Any idea what's going on?

HYDROPONICS/Aero Ponics

What system are you running? 2 gallon DWC buckets
What STRAIN are you growing? Mandala Kalichakra
What was the establishing technique? Seed
What is the age of your plants? Vegged a few weeks from seed, now flowering Day 54 or so
How tall are the plants? 2.5 ft
What PHASE are the plants in? (seedling, vegetative or flower) are the plants in? Flowering
What Technique are you using? Used a little LST
What substrate/medium are you using? Hydroton and rapid rooters
What is the Water temperature? 21 C
What color are your roots? Brown
Are your roots slimy? No, but in the last couple days, there has been more root material in buckets than normal.
What Nutrient's are you using? GH Floranova Bloom with Hydroguard
How much of each if using multiple? 1/8 tsp per gallon or so. I've been flushing for the last day trying to stabilize PH
What is the TDS/EC/PPM you are using? 300 PPM
What is the pH of the "Tank"? Right now, an hour after putting in 5.3 PH water, PH is now 6.8!
Are you sure your calibration is correct on your equiptment? Just bought and calibrated my new PH pen last week.
When was your last watering? Been switching out with correct PH'd water a couple times a day the last couple days.
What is your water temps? 21 C
When was your last feeding change? (ie. grow-bloom-micro-additional) An hour ago put in tap water, very mild nutes (300 PPM), hydroguard and GH PH down till solution was 5.3
How often do you clean your system: example: Flush out water replace with clean water and nutrients? Twice a week usually
What size bulb are you using? 400 watt HPS
What is the distance to the canopy? 8-14 inches
What is your RH Factor(Relative Humidity)? very low--10 percent--I live i the US mountain west
What is the canopy temperature? 80-85F
What is the Day/Night Temp? (Include flucutaion range) keep house at 70 F, and temps inside tent when lights are on gets it to 80 F
What is the current Air Flow? (cfm etc.) Inline fan 170 CFM
Is the fan blowing directly at plants? There is a 6" AirKing circulation fan in tent
Is your water HARD or SOFT? Dunno, but it is 165 PPM out of tap
What water are you using? Tap
Has plant been recently pruned, cloned off of or pinched? No
Have any pest chemicals been used?
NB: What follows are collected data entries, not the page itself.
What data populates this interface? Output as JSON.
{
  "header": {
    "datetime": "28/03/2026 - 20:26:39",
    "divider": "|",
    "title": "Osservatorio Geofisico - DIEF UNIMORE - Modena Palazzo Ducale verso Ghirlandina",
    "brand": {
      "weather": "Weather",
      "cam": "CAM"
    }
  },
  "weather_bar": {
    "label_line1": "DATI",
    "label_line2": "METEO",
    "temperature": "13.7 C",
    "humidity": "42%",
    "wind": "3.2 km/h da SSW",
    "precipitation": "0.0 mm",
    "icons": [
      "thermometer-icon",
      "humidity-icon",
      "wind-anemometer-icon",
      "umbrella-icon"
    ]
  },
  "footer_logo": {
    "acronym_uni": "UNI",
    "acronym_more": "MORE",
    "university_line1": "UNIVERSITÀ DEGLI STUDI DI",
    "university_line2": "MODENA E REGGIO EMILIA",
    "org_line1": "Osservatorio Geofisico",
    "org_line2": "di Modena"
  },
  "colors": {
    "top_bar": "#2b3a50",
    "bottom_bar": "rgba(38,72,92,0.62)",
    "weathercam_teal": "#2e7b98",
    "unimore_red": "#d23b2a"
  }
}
No
Are plant's infected with pest's? Not to my knowledge

Any help is appreciated y'all. I'd hate to lose these plants, as they;re so close to harvest, and the buds still look lovely.

Cheers,
Mole

 

MynameStitch

Dr. Doolittle
Mentor
Veteran
If your pH is rising quickly there could be 1 of 2 things causing this, either you have root rot when your roots are brown, what color are your roots?

Another thing, you are using tap water, this is another factor, do you know your tap water PPM? EC 1.3 does not = 300 ppm.

What ppm you have in there now 300?
If your pH is rising and you have low ppm levels, this will cause them to rise as well due to the plants removing nutrients from the water quickly and this will cause a quick rise in pH.

For those size of plants you are supposed to have a higher level of ppm than 300.

Canopy temps need to come down a bit too, warmer temps will cause plants to transpire more.
Do you own pH down? If not you need to get some. RO water is nearly a must if you have hard water, not only will it cause problems with your pH rising all the time due to high levels of cal and mag, but it will end up making it harder for the plants to take in the nutrients it needs.

Root rot fungus will cause your pH to rise a lot too if I remember correctly.....
Your water temps is right on the boarder, you do not want it to go over 70F.
65 to 68F is around a good number to.

Warm grow room will cause water temps to rise, so make sure you monitor your water temps all the time.
 

FreezerBoy

Was blind but now IC Puckbunny in Training
Veteran
You didn't mention what you were using to lower your pH. Was it vinegar, lemon juice or something else you found in the kitchen? All of these are great for immediate readings but, only last a few hours, requiring 2-3 adjustments per day. Phosphoric acid, aka pH down, is far more lasting.
 

MoleMcHenry

Member
Thanks for the quick replies! I appreciate the help.

Stitch- Here are responses to your queries.

Roots- my roots are brown, but I use Floranova, so they're always brown. I have been using hydroguard in all res changes up to now, too.

Tap water - I do use tap water. Tap water ppm is 165 or so. Tap water is PH is 8.2-8.4 or so. Luckily this is my last hydro grow for a while; I am starting a perpetual soil sog for subsequent grows.

Nute ppm - I know I am supposed to be feeding more than 300 ppm in this late flowering stage but I was doing a flush...with very low nutes instead of no nutes. I have only been doing that since the PH problem started, or when I first started noticing it with my ph pen.

I take it from your response I should quit flushing and maintain normal ppm with PH'd nutes?

Canopy temps - I have definitely had some problems with leaf burn from my 400 w HPS in my 36x20 grow tent. Today I am receiving a 400w CMH from advanced lighting. Lots of people say CMH bulbs don't throw down as much heat as HPS bulbs, so hopefully that will help with canopy temps and overall temps, too. A possible negative is that my plants have never gotten any UVB from the HPS bulb, and the introduction of UVB with the CMH may give them sunburns...I've heard that sometimes happens, anyway.

Bucket water temps - I'll keep a close eye on these and try to keep them down in the 65-68F range.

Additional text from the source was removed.